И этой вот любви троякий вид
Оплакан там внизу; но есть другая,
Чей путь к добру – иной, чем надлежит.
Все смутно жаждут блага, сознавая,
Что мир души лишь в нем осуществим,
И все к нему стремятся, уповая.
Но если вас влечет к общенью с ним
Лишь вялая любовь, то покаянных
Казнит вот этот круг, где мы стоим.
Еще есть благо, полное обманных,
Пустых отрад, в котором нет того,
В чем плод и корень благ, для счастья данных.

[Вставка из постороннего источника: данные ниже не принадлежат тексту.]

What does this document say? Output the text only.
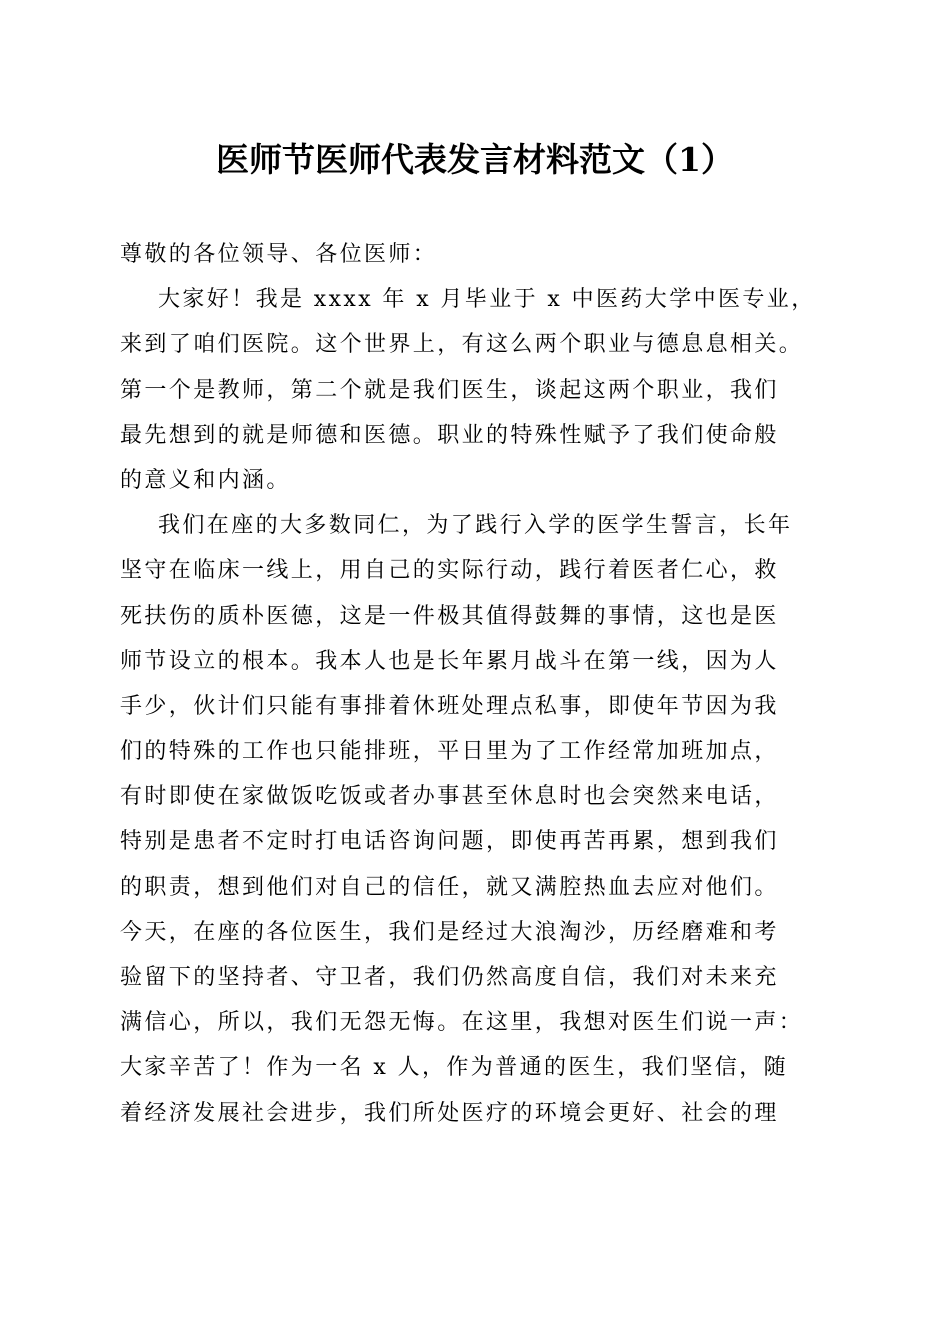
医师节医师代表发言材料范文（1）
尊敬的各位领导、各位医师：
大家好！我是 xxxx 年 x 月毕业于 x 中医药大学中医专业，
来到了咱们医院。这个世界上，有这么两个职业与德息息相关。
第一个是教师，第二个就是我们医生，谈起这两个职业，我们
最先想到的就是师德和医德。职业的特殊性赋予了我们使命般
的意义和内涵。
我们在座的大多数同仁，为了践行入学的医学生誓言，长年
坚守在临床一线上，用自己的实际行动，践行着医者仁心，救
死扶伤的质朴医德，这是一件极其值得鼓舞的事情，这也是医
师节设立的根本。我本人也是长年累月战斗在第一线，因为人
手少，伙计们只能有事排着休班处理点私事，即使年节因为我
们的特殊的工作也只能排班，平日里为了工作经常加班加点，
有时即使在家做饭吃饭或者办事甚至休息时也会突然来电话，
特别是患者不定时打电话咨询问题，即使再苦再累，想到我们
的职责，想到他们对自己的信任，就又满腔热血去应对他们。
今天，在座的各位医生，我们是经过大浪淘沙，历经磨难和考
验留下的坚持者、守卫者，我们仍然高度自信，我们对未来充
满信心，所以，我们无怨无悔。在这里，我想对医生们说一声：
大家辛苦了！作为一名 x 人，作为普通的医生，我们坚信，随
着经济发展社会进步，我们所处医疗的环境会更好、社会的理
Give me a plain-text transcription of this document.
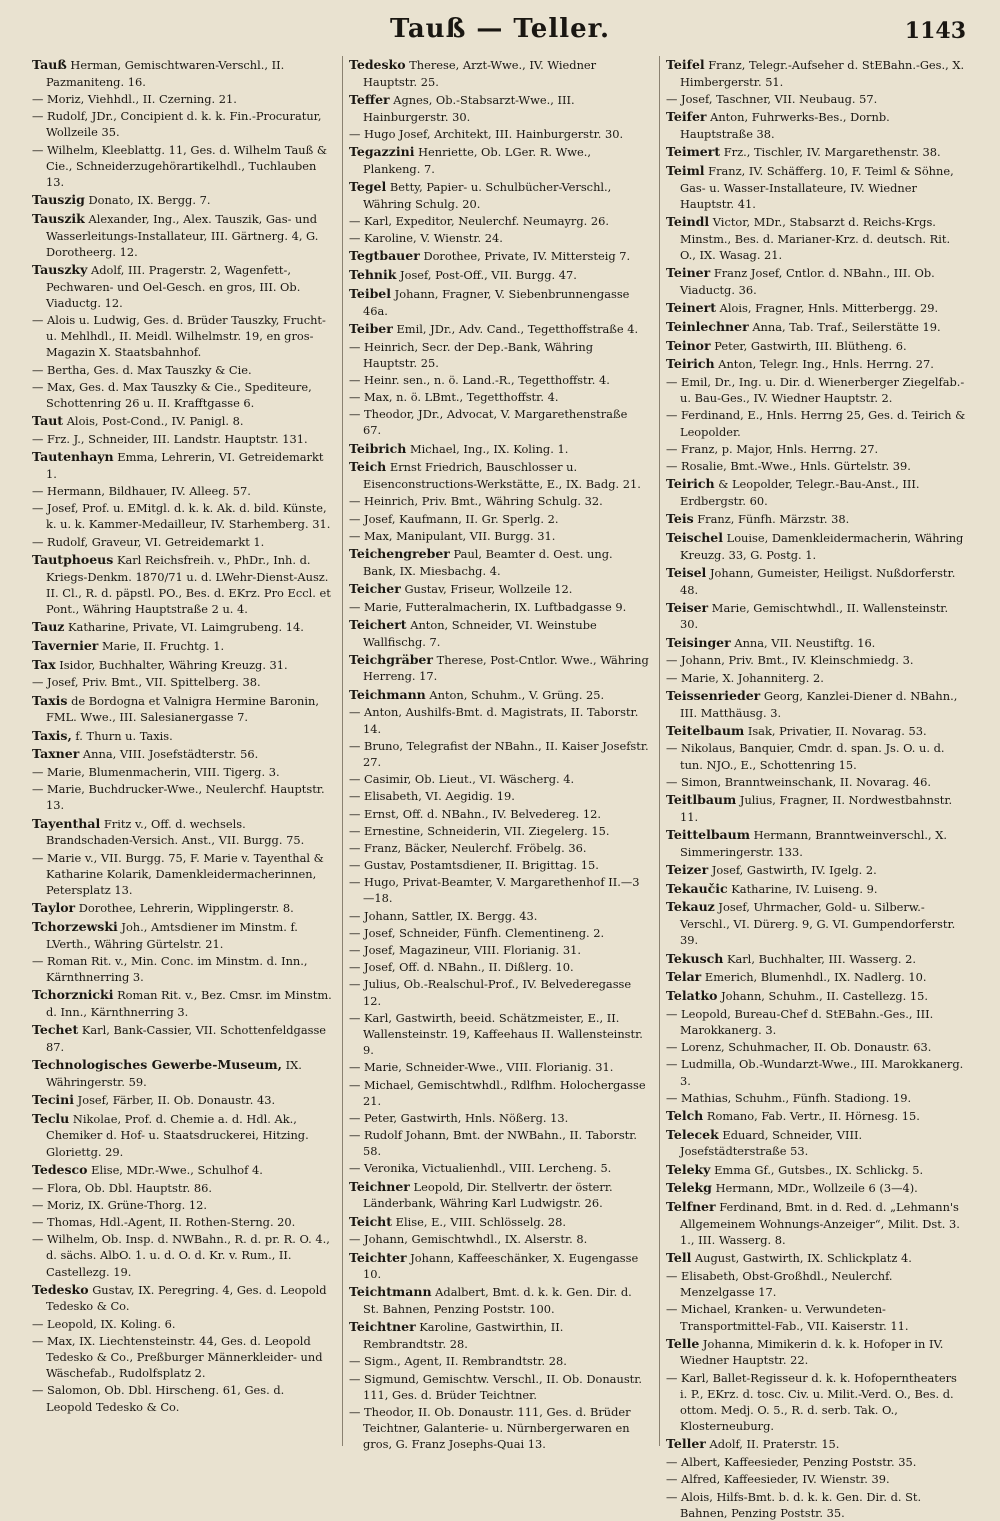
Tauß — Teller.	1143
Tauß Herman, Gemischtwaren-Verschl., II. Pazmaniteng. 16.
— Moriz, Viehhdl., II. Czerning. 21.
— Rudolf, JDr., Concipient d. k. k. Fin.-Procuratur, Wollzeile 35.
— Wilhelm, Kleeblattg. 11, Ges. d. Wilhelm Tauß & Cie., Schneiderzugehörartikelhdl., Tuchlauben 13.
Tauszig Donato, IX. Bergg. 7.
Tauszik Alexander, Ing., Alex. Tauszik, Gas- und Wasserleitungs-Installateur, III. Gärtnerg. 4, G. Dorotheerg. 12.
Tauszky Adolf, III. Pragerstr. 2, Wagenfett-, Pechwaren- und Oel-Gesch. en gros, III. Ob. Viaductg. 12.
— Alois u. Ludwig, Ges. d. Brüder Tauszky, Frucht- u. Mehlhdl., II. Meidl. Wilhelmstr. 19, en gros-Magazin X. Staatsbahnhof.
— Bertha, Ges. d. Max Tauszky & Cie.
— Max, Ges. d. Max Tauszky & Cie., Spediteure, Schottenring 26 u. II. Krafftgasse 6.
Taut Alois, Post-Cond., IV. Panigl. 8.
— Frz. J., Schneider, III. Landstr. Hauptstr. 131.
Tautenhayn Emma, Lehrerin, VI. Getreidemarkt 1.
— Hermann, Bildhauer, IV. Alleeg. 57.
— Josef, Prof. u. EMitgl. d. k. k. Ak. d. bild. Künste, k. u. k. Kammer-Medailleur, IV. Starhemberg. 31.
— Rudolf, Graveur, VI. Getreidemarkt 1.
Tautphoeus Karl Reichsfreih. v., PhDr., Inh. d. Kriegs-Denkm. 1870/71 u. d. LWehr-Dienst-Ausz. II. Cl., R. d. päpstl. PO., Bes. d. EKrz. Pro Eccl. et Pont., Währing Hauptstraße 2 u. 4.
Tauz Katharine, Private, VI. Laimgrubeng. 14.
Tavernier Marie, II. Fruchtg. 1.
Tax Isidor, Buchhalter, Währing Kreuzg. 31.
— Josef, Priv. Bmt., VII. Spittelberg. 38.
Taxis de Bordogna et Valnigra Hermine Baronin, FML. Wwe., III. Salesianergasse 7.
Taxis, f. Thurn u. Taxis.
Taxner Anna, VIII. Josefstädterstr. 56.
— Marie, Blumenmacherin, VIII. Tigerg. 3.
— Marie, Buchdrucker-Wwe., Neulerchf. Hauptstr. 13.
Tayenthal Fritz v., Off. d. wechsels. Brandschaden-Versich. Anst., VII. Burgg. 75.
— Marie v., VII. Burgg. 75, F. Marie v. Tayenthal & Katharine Kolarik, Damenkleidermacherinnen, Petersplatz 13.
Taylor Dorothee, Lehrerin, Wipplingerstr. 8.
Tchorzewski Joh., Amtsdiener im Minstm. f. LVerth., Währing Gürtelstr. 21.
— Roman Rit. v., Min. Conc. im Minstm. d. Inn., Kärnthnerring 3.
Tchorznicki Roman Rit. v., Bez. Cmsr. im Minstm. d. Inn., Kärnthnerring 3.
Techet Karl, Bank-Cassier, VII. Schottenfeldgasse 87.
Technologisches Gewerbe-Museum, IX. Währingerstr. 59.
Tecini Josef, Färber, II. Ob. Donaustr. 43.
Teclu Nikolae, Prof. d. Chemie a. d. Hdl. Ak., Chemiker d. Hof- u. Staatsdruckerei, Hitzing. Gloriettg. 29.
Tedesco Elise, MDr.-Wwe., Schulhof 4.
— Flora, Ob. Dbl. Hauptstr. 86.
— Moriz, IX. Grüne-Thorg. 12.
— Thomas, Hdl.-Agent, II. Rothen-Sterng. 20.
— Wilhelm, Ob. Insp. d. NWBahn., R. d. pr. R. O. 4., d. sächs. AlbO. 1. u. d. O. d. Kr. v. Rum., II. Castellezg. 19.
Tedesko Gustav, IX. Peregring. 4, Ges. d. Leopold Tedesko & Co.
— Leopold, IX. Koling. 6.
— Max, IX. Liechtensteinstr. 44, Ges. d. Leopold Tedesko & Co., Preßburger Männerkleider- und Wäschefab., Rudolfsplatz 2.
— Salomon, Ob. Dbl. Hirscheng. 61, Ges. d. Leopold Tedesko & Co.
Tedesko Therese, Arzt-Wwe., IV. Wiedner Hauptstr. 25.
Teffer Agnes, Ob.-Stabsarzt-Wwe., III. Hainburgerstr. 30.
— Hugo Josef, Architekt, III. Hainburgerstr. 30.
Tegazzini Henriette, Ob. LGer. R. Wwe., Plankeng. 7.
Tegel Betty, Papier- u. Schulbücher-Verschl., Währing Schulg. 20.
— Karl, Expeditor, Neulerchf. Neumayrg. 26.
— Karoline, V. Wienstr. 24.
Tegtbauer Dorothee, Private, IV. Mittersteig 7.
Tehnik Josef, Post-Off., VII. Burgg. 47.
Teibel Johann, Fragner, V. Siebenbrunnengasse 46a.
Teiber Emil, JDr., Adv. Cand., Tegetthoffstraße 4.
— Heinrich, Secr. der Dep.-Bank, Währing Hauptstr. 25.
— Heinr. sen., n. ö. Land.-R., Tegetthoffstr. 4.
— Max, n. ö. LBmt., Tegetthoffstr. 4.
— Theodor, JDr., Advocat, V. Margarethenstraße 67.
Teibrich Michael, Ing., IX. Koling. 1.
Teich Ernst Friedrich, Bauschlosser u. Eisenconstructions-Werkstätte, E., IX. Badg. 21.
— Heinrich, Priv. Bmt., Währing Schulg. 32.
— Josef, Kaufmann, II. Gr. Sperlg. 2.
— Max, Manipulant, VII. Burgg. 31.
Teichengreber Paul, Beamter d. Oest. ung. Bank, IX. Miesbachg. 4.
Teicher Gustav, Friseur, Wollzeile 12.
— Marie, Futteralmacherin, IX. Luftbadgasse 9.
Teichert Anton, Schneider, VI. Weinstube Wallfischg. 7.
Teichgräber Therese, Post-Cntlor. Wwe., Währing Herreng. 17.
Teichmann Anton, Schuhm., V. Grüng. 25.
— Anton, Aushilfs-Bmt. d. Magistrats, II. Taborstr. 14.
— Bruno, Telegrafist der NBahn., II. Kaiser Josefstr. 27.
— Casimir, Ob. Lieut., VI. Wäscherg. 4.
— Elisabeth, VI. Aegidig. 19.
— Ernst, Off. d. NBahn., IV. Belvedereg. 12.
— Ernestine, Schneiderin, VII. Ziegelerg. 15.
— Franz, Bäcker, Neulerchf. Fröbelg. 36.
— Gustav, Postamtsdiener, II. Brigittag. 15.
— Hugo, Privat-Beamter, V. Margarethenhof II.—3—18.
— Johann, Sattler, IX. Bergg. 43.
— Josef, Schneider, Fünfh. Clementineng. 2.
— Josef, Magazineur, VIII. Florianig. 31.
— Josef, Off. d. NBahn., II. Dißlerg. 10.
— Julius, Ob.-Realschul-Prof., IV. Belvederegasse 12.
— Karl, Gastwirth, beeid. Schätzmeister, E., II. Wallensteinstr. 19, Kaffeehaus II. Wallensteinstr. 9.
— Marie, Schneider-Wwe., VIII. Florianig. 31.
— Michael, Gemischtwhdl., Rdlfhm. Holochergasse 21.
— Peter, Gastwirth, Hnls. Nößerg. 13.
— Rudolf Johann, Bmt. der NWBahn., II. Taborstr. 58.
— Veronika, Victualienhdl., VIII. Lercheng. 5.
Teichner Leopold, Dir. Stellvertr. der österr. Länderbank, Währing Karl Ludwigstr. 26.
Teicht Elise, E., VIII. Schlösselg. 28.
— Johann, Gemischtwhdl., IX. Alserstr. 8.
Teichter Johann, Kaffeeschänker, X. Eugengasse 10.
Teichtmann Adalbert, Bmt. d. k. k. Gen. Dir. d. St. Bahnen, Penzing Poststr. 100.
Teichtner Karoline, Gastwirthin, II. Rembrandtstr. 28.
— Sigm., Agent, II. Rembrandtstr. 28.
— Sigmund, Gemischtw. Verschl., II. Ob. Donaustr. 111, Ges. d. Brüder Teichtner.
— Theodor, II. Ob. Donaustr. 111, Ges. d. Brüder Teichtner, Galanterie- u. Nürnbergerwaren en gros, G. Franz Josephs-Quai 13.
Teifel Franz, Telegr.-Aufseher d. StEBahn.-Ges., X. Himbergerstr. 51.
— Josef, Taschner, VII. Neubaug. 57.
Teifer Anton, Fuhrwerks-Bes., Dornb. Hauptstraße 38.
Teimert Frz., Tischler, IV. Margarethenstr. 38.
Teiml Franz, IV. Schäfferg. 10, F. Teiml & Söhne, Gas- u. Wasser-Installateure, IV. Wiedner Hauptstr. 41.
Teindl Victor, MDr., Stabsarzt d. Reichs-Krgs. Minstm., Bes. d. Marianer-Krz. d. deutsch. Rit. O., IX. Wasag. 21.
Teiner Franz Josef, Cntlor. d. NBahn., III. Ob. Viaductg. 36.
Teinert Alois, Fragner, Hnls. Mitterbergg. 29.
Teinlechner Anna, Tab. Traf., Seilerstätte 19.
Teinor Peter, Gastwirth, III. Blütheng. 6.
Teirich Anton, Telegr. Ing., Hnls. Herrng. 27.
— Emil, Dr., Ing. u. Dir. d. Wienerberger Ziegelfab.- u. Bau-Ges., IV. Wiedner Hauptstr. 2.
— Ferdinand, E., Hnls. Herrng 25, Ges. d. Teirich & Leopolder.
— Franz, p. Major, Hnls. Herrng. 27.
— Rosalie, Bmt.-Wwe., Hnls. Gürtelstr. 39.
Teirich & Leopolder, Telegr.-Bau-Anst., III. Erdbergstr. 60.
Teis Franz, Fünfh. Märzstr. 38.
Teischel Louise, Damenkleidermacherin, Währing Kreuzg. 33, G. Postg. 1.
Teisel Johann, Gumeister, Heiligst. Nußdorferstr. 48.
Teiser Marie, Gemischtwhdl., II. Wallensteinstr. 30.
Teisinger Anna, VII. Neustiftg. 16.
— Johann, Priv. Bmt., IV. Kleinschmiedg. 3.
— Marie, X. Johanniterg. 2.
Teissenrieder Georg, Kanzlei-Diener d. NBahn., III. Matthäusg. 3.
Teitelbaum Isak, Privatier, II. Novarag. 53.
— Nikolaus, Banquier, Cmdr. d. span. Js. O. u. d. tun. NJO., E., Schottenring 15.
— Simon, Branntweinschank, II. Novarag. 46.
Teitlbaum Julius, Fragner, II. Nordwestbahnstr. 11.
Teittelbaum Hermann, Branntweinverschl., X. Simmeringerstr. 133.
Teizer Josef, Gastwirth, IV. Igelg. 2.
Tekaučic Katharine, IV. Luiseng. 9.
Tekauz Josef, Uhrmacher, Gold- u. Silberw.-Verschl., VI. Dürerg. 9, G. VI. Gumpendorferstr. 39.
Tekusch Karl, Buchhalter, III. Wasserg. 2.
Telar Emerich, Blumenhdl., IX. Nadlerg. 10.
Telatko Johann, Schuhm., II. Castellezg. 15.
— Leopold, Bureau-Chef d. StEBahn.-Ges., III. Marokkanerg. 3.
— Lorenz, Schuhmacher, II. Ob. Donaustr. 63.
— Ludmilla, Ob.-Wundarzt-Wwe., III. Marokkanerg. 3.
— Mathias, Schuhm., Fünfh. Stadiong. 19.
Telch Romano, Fab. Vertr., II. Hörnesg. 15.
Telecek Eduard, Schneider, VIII. Josefstädterstraße 53.
Teleky Emma Gf., Gutsbes., IX. Schlickg. 5.
Telekg Hermann, MDr., Wollzeile 6 (3—4).
Telfner Ferdinand, Bmt. in d. Red. d. „Lehmann's Allgemeinem Wohnungs-Anzeiger“, Milit. Dst. 3. 1., III. Wasserg. 8.
Tell August, Gastwirth, IX. Schlickplatz 4.
— Elisabeth, Obst-Großhdl., Neulerchf. Menzelgasse 17.
— Michael, Kranken- u. Verwundeten-Transportmittel-Fab., VII. Kaiserstr. 11.
Telle Johanna, Mimikerin d. k. k. Hofoper in IV. Wiedner Hauptstr. 22.
— Karl, Ballet-Regisseur d. k. k. Hofoperntheaters i. P., EKrz. d. tosc. Civ. u. Milit.-Verd. O., Bes. d. ottom. Medj. O. 5., R. d. serb. Tak. O., Klosterneuburg.
Teller Adolf, II. Praterstr. 15.
— Albert, Kaffeesieder, Penzing Poststr. 35.
— Alfred, Kaffeesieder, IV. Wienstr. 39.
— Alois, Hilfs-Bmt. b. d. k. k. Gen. Dir. d. St. Bahnen, Penzing Poststr. 35.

Любовь, чресчур алкавшая его,
В трех верхних кругах предается плачу;
Но в чем ее тройное естество,
Я умолчу, чтоб ты решил задачу».[773]
Песнь восемнадцатая
Круг четвертый (продолжение)
Закончил речь наставник мой высокий
И мне глядел в глаза, чтобы узнать,
Вполне ли я постиг его уроки.
Я, новой жаждой мучимый опять,
Вовне молчал, внутри твердил: «Не дело
Ему, быть может, слишком докучать».
Он, как отец, поняв, какое тлело
Во мне желанье, начал разговор,
Чтоб я решился высказаться смело.
И я: «Твой свет так оживил мне взор,
Учитель, что ему наглядным стало
Все то, что перед ним ты распростер;
Но, мой отец, еще я знаю мало,
Что есть любовь, в которой всех благих
И грешных дел ты полагал начало».
«Направь ко мне, – сказал он, – взгляд своих
Духовных глаз, и вскроешь заблужденье
Слепцов,[774] которые ведут других.
В душе к любви заложено стремленье,
И все, что нравится, ее влечет,
Едва ее поманит наслажденье.
У вас внутри воспринятым живет
Наружный образ, к вам запав – таится
И душу на себя взглянуть зовет;
И если им, взглянув, она пленится,
То этот плен – любовь; природный он,
И наслажденьем может лишь скрепиться.
И вот, как пламень кверху устремлен,
И первое из свойств его – взлетанье
К среде, где он прочнее сохранен,[775] –
Так душу пленную стремит желанье,
Духовный взлет, стихая лишь тогда,
Когда она вступает в обладанье.
Ты видишь сам, как истина чужда
Приверженцам той мысли сумасбродной,
Что, мол, любовь оправдана всегда.
Пусть даже чист состав ее природный;
Но если я и чистый воск возьму,
То отпечаток может быть негодный».
«Твои слова послушному уму
Раскрыли суть любви; но остается
Недоуменье, – молвил я ему. –
Ведь если нам любовь извне дается
И для души другой дороги нет,
Ей отвечать за выбор не придется».
«Скажу, что видит разум, – он в ответ. –
А дальше – дело веры; уповая,
Жди Беатриче, и обрящешь свет.
Творящее начало, пребывая
Врозь с веществом в пределах вещества,
Полно особой силы, каковая
В бездействии незрима, хоть жива,
А зрима лишь посредством проявленья;[776]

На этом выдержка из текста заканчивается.